Praise for Stay This Day and Night With Me by Belén Gopegui and translated by Mark Schafer:
"Belén Gopegui brandishes her pen as a sword as she charges straight at one of the tech giants. . . . The release of this English translation is timed perfectly. It adds a literary dimension and intellectual depth to an escalating discussion previously mined by writers such as William Gibson (Neuromancer) and Jennifer Egan (The Candy House), both standout examples of fiction reflecting the relationship between technology and society."-Lanie Tankard, The Woven Tale Press
"Gopegui issues an intellectual challenge to Google, and to her readers. What, she asks, do we know that AI cannot – and is it too late to start valuing that knowledge more? . . . Exciting and bracing."–Lily Meyer, NPR
"Gopegui leavens the high-mindedness with a cool sense of irony, and shines with her succinct insights on the similarities between humans and AI...Readers will be intrigued."–Publishers Weekly
"With the rise of ChatGPT, questions about the human relationship with technology are once again on the minds of many. In this book–which revolves around Olga and Mateo, a retiree and a student who hatch a scheme to earn a Google sponsorship for a technology-training program–Gopegui explores the iterations and nuances.
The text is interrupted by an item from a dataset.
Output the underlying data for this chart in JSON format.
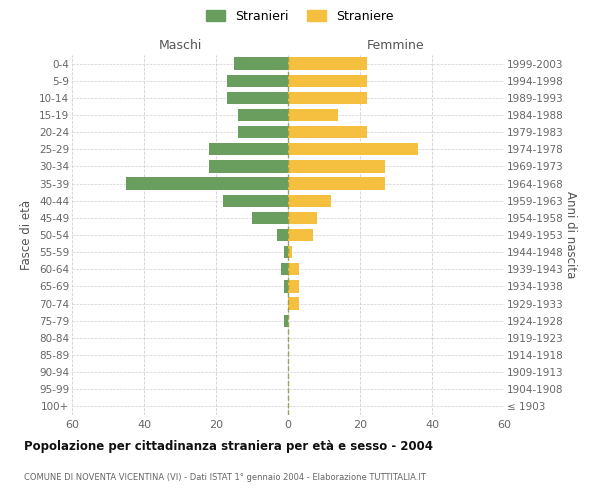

Empathy, corporate capitalism, and Google itself come under the microscope in Olga and Mateo's conversations."–Alta Magazine
"Unique and fascinating, Stay This Day and Night With Me pushes beyond the political and philosophical debates of its characters to deliver a much needed dose of humanity in the face of emerging corporate, unknowable, and inhuman intelligence."–Tim Maughan, author of Infinite Detail
"Two people who love robots meet in a library. A philosophical dialogue ensues. The writing is delicate, strange, and strangely riveting: Gopegui slides between registers and scales with uncommon grace. This is a book about two human beings and also what it means to be a human being in the algorithmic age. This is a book about Google, capitalism, and the ordinary unhappiness of being alive."–Ben Tarnoff, author of Internet for the People: The Fight for Our Digital Future
"A thrillingly unclassifiable book of ideas about the inherent tension between being an individual while also being part of a community–and whether one's individual or communal identity is ever truly primary. Gopegui's novel is a study of empathy and human connection in a time of algorithms and tech giants, extending curiosity not only towards her very human characters, but also towards the corporate machinery that governs their lives, and the lives of her readers." –Adrienne Celt, author of End of the World House
"With the Digital Age as the backdrop, Gopegui creates a novel that is as analog as they come: a conversation between two people, their philosophical debates and tender connection. As a result, she crafts a potent interrogation of the status of our modern life."–Bennard Fajardo, Politics and Prose Bookstore, Washington, D.C.